Treatment for most tick-borne diseases includes a course of antibiotics such as doxycycline (for Lyme and Anaplasmosis) or a combination of atovaquone and azithromycin for Babesiosis. Some people may require more than one course of antibiotics. Dr. Cahill, however, worries about the effects of overuse of antibiotics on human immune systems and cites studies showing that long-term Lyme treatment with antibiotics is ineffective. Post-Lyme issues may be caused by the reaction of your immune system; it does not mean there is still bacteria in your body, he says.

  • Prevention, prevention, prevention: The best offense is a good defense. So far, there is not a vaccine for Lyme or other tick-borne illnesses. LYMERix, marketed from 1998-2002, was withdrawn from the market due to side effects and other concerns.

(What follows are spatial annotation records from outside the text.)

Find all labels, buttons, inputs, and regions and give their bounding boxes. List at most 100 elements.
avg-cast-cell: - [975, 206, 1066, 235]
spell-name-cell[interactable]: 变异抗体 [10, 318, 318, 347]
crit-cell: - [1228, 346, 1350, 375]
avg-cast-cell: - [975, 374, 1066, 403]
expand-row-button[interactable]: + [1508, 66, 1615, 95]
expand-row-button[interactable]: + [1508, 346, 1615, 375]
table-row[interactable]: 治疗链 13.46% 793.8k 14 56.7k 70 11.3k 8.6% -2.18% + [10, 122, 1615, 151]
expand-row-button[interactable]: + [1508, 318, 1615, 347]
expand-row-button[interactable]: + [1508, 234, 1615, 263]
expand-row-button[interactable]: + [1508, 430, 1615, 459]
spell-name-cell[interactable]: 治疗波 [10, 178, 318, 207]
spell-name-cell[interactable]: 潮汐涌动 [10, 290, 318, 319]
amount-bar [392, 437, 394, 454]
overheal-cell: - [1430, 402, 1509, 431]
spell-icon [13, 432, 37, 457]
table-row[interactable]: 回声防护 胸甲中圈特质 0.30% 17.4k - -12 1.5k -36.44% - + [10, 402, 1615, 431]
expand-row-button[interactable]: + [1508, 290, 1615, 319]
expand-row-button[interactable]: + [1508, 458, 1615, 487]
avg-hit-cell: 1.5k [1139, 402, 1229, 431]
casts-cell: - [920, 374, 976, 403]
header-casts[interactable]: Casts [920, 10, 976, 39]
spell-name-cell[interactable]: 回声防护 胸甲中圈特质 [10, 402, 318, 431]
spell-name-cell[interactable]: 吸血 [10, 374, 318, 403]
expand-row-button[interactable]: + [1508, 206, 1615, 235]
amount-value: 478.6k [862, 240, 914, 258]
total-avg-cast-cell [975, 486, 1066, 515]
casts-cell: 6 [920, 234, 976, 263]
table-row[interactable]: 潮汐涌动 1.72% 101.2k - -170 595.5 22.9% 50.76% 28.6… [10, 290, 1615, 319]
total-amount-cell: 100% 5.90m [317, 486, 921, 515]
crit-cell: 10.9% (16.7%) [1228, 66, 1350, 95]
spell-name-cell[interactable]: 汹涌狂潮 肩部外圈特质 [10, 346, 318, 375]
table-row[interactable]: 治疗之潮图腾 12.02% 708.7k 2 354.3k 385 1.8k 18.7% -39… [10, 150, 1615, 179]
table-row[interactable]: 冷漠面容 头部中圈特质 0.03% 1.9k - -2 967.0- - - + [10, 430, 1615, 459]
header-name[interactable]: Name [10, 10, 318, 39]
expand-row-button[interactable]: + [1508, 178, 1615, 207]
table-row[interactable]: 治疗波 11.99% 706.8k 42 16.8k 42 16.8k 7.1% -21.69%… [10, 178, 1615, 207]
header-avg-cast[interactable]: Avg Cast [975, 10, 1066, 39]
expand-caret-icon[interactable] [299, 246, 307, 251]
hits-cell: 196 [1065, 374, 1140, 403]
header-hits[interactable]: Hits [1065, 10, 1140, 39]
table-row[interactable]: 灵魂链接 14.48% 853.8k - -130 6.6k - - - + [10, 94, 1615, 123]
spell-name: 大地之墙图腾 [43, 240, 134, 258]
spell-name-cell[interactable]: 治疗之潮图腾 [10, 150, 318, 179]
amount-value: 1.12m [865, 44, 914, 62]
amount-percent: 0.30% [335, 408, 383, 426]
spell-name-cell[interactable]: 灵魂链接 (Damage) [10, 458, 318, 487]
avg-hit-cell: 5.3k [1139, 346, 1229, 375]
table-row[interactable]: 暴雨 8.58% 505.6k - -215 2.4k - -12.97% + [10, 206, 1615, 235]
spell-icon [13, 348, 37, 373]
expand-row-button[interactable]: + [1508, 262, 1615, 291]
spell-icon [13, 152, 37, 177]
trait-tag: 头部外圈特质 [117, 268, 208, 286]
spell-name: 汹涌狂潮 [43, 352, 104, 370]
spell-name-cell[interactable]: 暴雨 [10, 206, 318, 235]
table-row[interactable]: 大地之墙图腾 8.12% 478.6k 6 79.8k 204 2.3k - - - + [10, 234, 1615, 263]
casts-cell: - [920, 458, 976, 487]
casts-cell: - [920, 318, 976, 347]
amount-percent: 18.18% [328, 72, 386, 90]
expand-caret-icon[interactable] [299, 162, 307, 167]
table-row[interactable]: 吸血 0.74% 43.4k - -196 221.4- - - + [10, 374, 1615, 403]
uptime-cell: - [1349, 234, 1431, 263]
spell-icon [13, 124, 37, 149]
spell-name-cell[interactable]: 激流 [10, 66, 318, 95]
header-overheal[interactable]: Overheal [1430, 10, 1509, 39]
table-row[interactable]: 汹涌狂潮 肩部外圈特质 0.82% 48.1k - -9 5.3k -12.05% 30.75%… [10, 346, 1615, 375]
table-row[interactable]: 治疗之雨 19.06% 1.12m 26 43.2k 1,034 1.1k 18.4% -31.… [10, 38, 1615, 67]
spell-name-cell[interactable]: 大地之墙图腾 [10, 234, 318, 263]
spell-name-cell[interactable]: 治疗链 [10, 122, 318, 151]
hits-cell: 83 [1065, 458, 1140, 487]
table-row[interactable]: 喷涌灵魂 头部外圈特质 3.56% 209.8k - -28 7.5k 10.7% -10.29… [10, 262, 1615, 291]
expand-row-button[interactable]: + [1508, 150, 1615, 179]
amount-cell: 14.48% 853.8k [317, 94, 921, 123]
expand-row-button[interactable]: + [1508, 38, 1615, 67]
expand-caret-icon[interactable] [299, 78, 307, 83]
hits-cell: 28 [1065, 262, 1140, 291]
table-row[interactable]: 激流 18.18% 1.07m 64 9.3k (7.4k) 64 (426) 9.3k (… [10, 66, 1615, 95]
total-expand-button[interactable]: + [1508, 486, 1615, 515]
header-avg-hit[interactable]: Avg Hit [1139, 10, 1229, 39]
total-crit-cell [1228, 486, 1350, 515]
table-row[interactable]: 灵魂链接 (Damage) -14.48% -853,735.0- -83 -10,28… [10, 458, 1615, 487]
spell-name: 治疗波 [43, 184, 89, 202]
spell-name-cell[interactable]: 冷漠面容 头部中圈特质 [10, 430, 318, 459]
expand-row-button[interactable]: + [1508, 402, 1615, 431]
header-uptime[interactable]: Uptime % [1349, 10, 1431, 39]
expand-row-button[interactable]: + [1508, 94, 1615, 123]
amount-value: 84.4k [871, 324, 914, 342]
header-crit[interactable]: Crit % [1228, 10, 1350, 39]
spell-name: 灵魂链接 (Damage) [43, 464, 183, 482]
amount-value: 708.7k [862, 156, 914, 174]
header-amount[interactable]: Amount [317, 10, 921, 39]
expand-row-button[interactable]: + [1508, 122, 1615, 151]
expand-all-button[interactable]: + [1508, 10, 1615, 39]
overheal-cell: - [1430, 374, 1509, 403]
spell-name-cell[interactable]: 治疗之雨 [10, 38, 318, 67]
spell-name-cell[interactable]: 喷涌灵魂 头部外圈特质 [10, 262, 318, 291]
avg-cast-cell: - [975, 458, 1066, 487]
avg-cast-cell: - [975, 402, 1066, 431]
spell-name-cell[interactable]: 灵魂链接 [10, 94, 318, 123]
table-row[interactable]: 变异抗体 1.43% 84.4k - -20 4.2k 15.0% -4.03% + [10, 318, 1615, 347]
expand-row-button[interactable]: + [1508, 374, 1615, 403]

That means, if you plan to be outdoors, you need to take measures against ticks. (And don’t think they are all in the woods. Lone star ticks have reportedly been picked up from driveways.) Here’s advice from the Barnstable County Health Department and the CDC:

  1. Use repellants. Use products containing DEET (N,N-diethyl-meta-toluamide) on your skin and products with permethrin (also used to treat lice) on clothing. You can apply it yourself or buy permethrin-infused clothing through outdoor suppliers. Children should not handle repellents. Adults should apply it to their own hands first and then spread on children’s skin. The CDC and the U.S. Environmental Protection Agency say DEET products are safe for children and women who are pregnant or lactating if they are used with precautions.
  2. Wear protective clothing. Wear long sleeves and tuck your pants into your socks in wooded areas. Wear light colors so you can see ticks more easily.
  3. It’s a good time to check your hair and body for hangers-on. If you have a partner who can help, all the better.
  4. Toss your clothes in the dryer. Tumble dry on heat for 20 minutes. That should kill any ticks attached to your clothing.